Although the Texas Supreme Court stated in Hopkins that a guarantor of payment is primarily liable, 551 S.W.2d at 345, the Court did not mean to imply that a guarantor has all the rights and privileges of a maker. Rather, the Court emphasized the "primary obligor" status of guarantors to support its ruling that a guarantor may be sued even though no action has been taken against the maker. Id. In other words, establishing the liability of a guarantor does not depend upon first establishing the liability of the maker. Thus, the entire discussion in Hopkins focuses upon the obligations of the guarantor and nowhere purports to equate his rights with those of the maker. Therefore, Hopkins does not support the magistrate's conclusion that a guarantor has all the rights and privileges of a maker.

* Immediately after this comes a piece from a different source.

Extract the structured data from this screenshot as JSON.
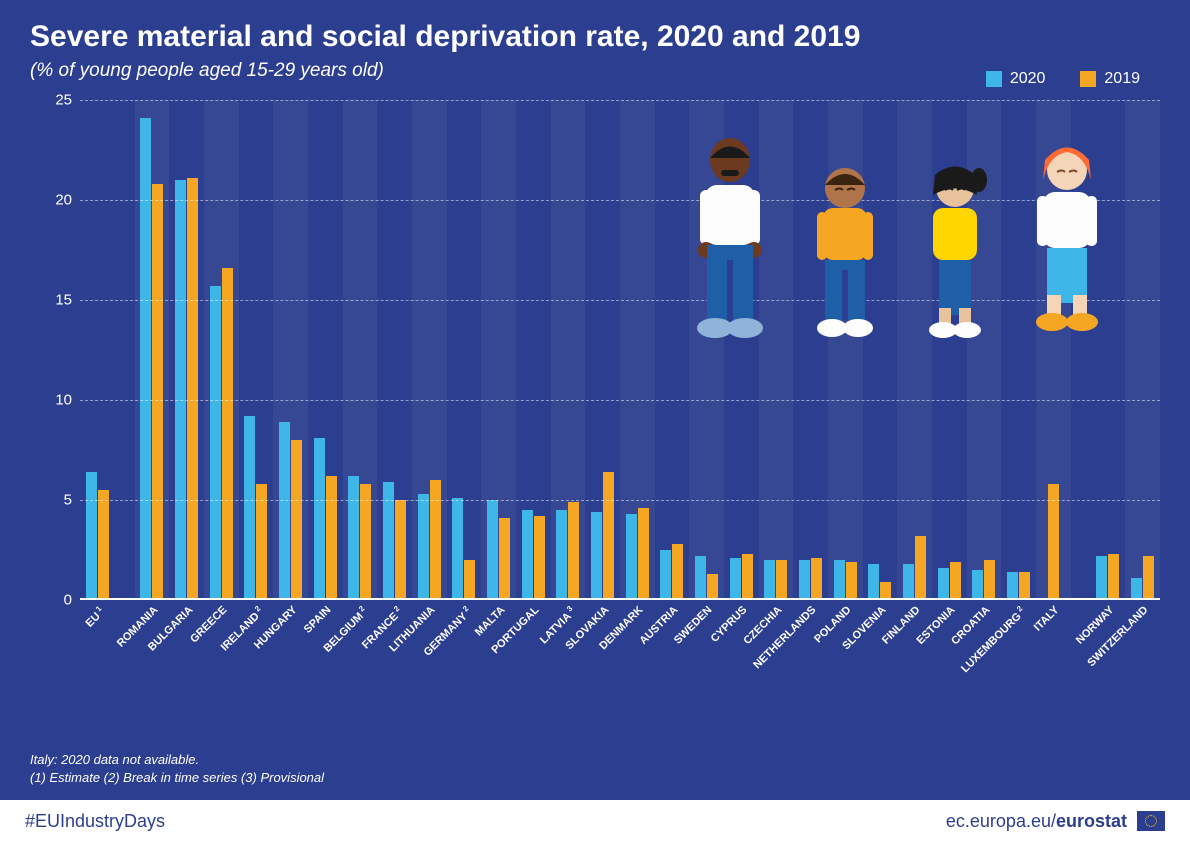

An analysis of the liability of the guarantor vis-a-vis the liability of the maker clearly indicates that a guarantor does not step into the maker's shoes and thereby acquire all his rights and privileges. See generally Conner, Enforcing Commercial Guaranties in Texas: Vanishing Limitations, Remaining Questions, 12 Tex.Tech.L.Rev. 785, 817-827 (1981). While the extent of a guarantor's liability certainly does not exceed the maker's underlying obligation, the actual liability of the guarantor may exist even when the maker himself is not liable on the note. Hopkins, 551 S.W.2d at 345. In Hopkins, for example, the Court pointed out that a guarantor is liable on his guaranty of payment even when the maker's signature is a forgery, thereby releasing the supposed maker from liability. Id., citing Universal Metals & Machinery, Inc. v. Bohart, 539 S.W.2d 874 (Tex.1976).

A long line of Texas cases supplies the rule governing the liability of a guarantor vis-a-vis the liability of the maker. Generally, an unconditional guarantor is liable for payment even through the holder of the note cannot enforce the claim against the principal obligor (the maker), unless the claim against the principal obligor is void for illegality. See, e.g., Houston Sash & Door Co. v. Heaner, 577 S.W.2d 217 (Tex.1979); Universal Metals & Machinery, Inc. v. Bohart, 539 S.W.2d 874 (Tex.1976); National City Bank v. Taylor, 293 S.W. 613 (Tex.Civ.App.1927); Fuqua v. Pabst Brewing Co., 90 Tex. 298, 38 S.W. 29 (1896); Howard v. Smith, 91 Tex. 8, 38 S.W. 15 (1896). See also Conner, supra, 12 Tex.Tech.L.Rev. at 824. Thus, the guarantor has been held liable even when the underlying obligation is unenforceable against the maker because the maker's signature was a forgery, Bohart, because the interest on the underlying debt violated Texas' usury laws, Houston Sash, because the maker's incurrence of the underlying debt was ultra vires, Taylor, and because the statute of limitations barred action against the maker. Beddall v. Reader's Wholesale Distrib., Inc., 408 S.W.2d 237 (Tex.Civ.App.1966).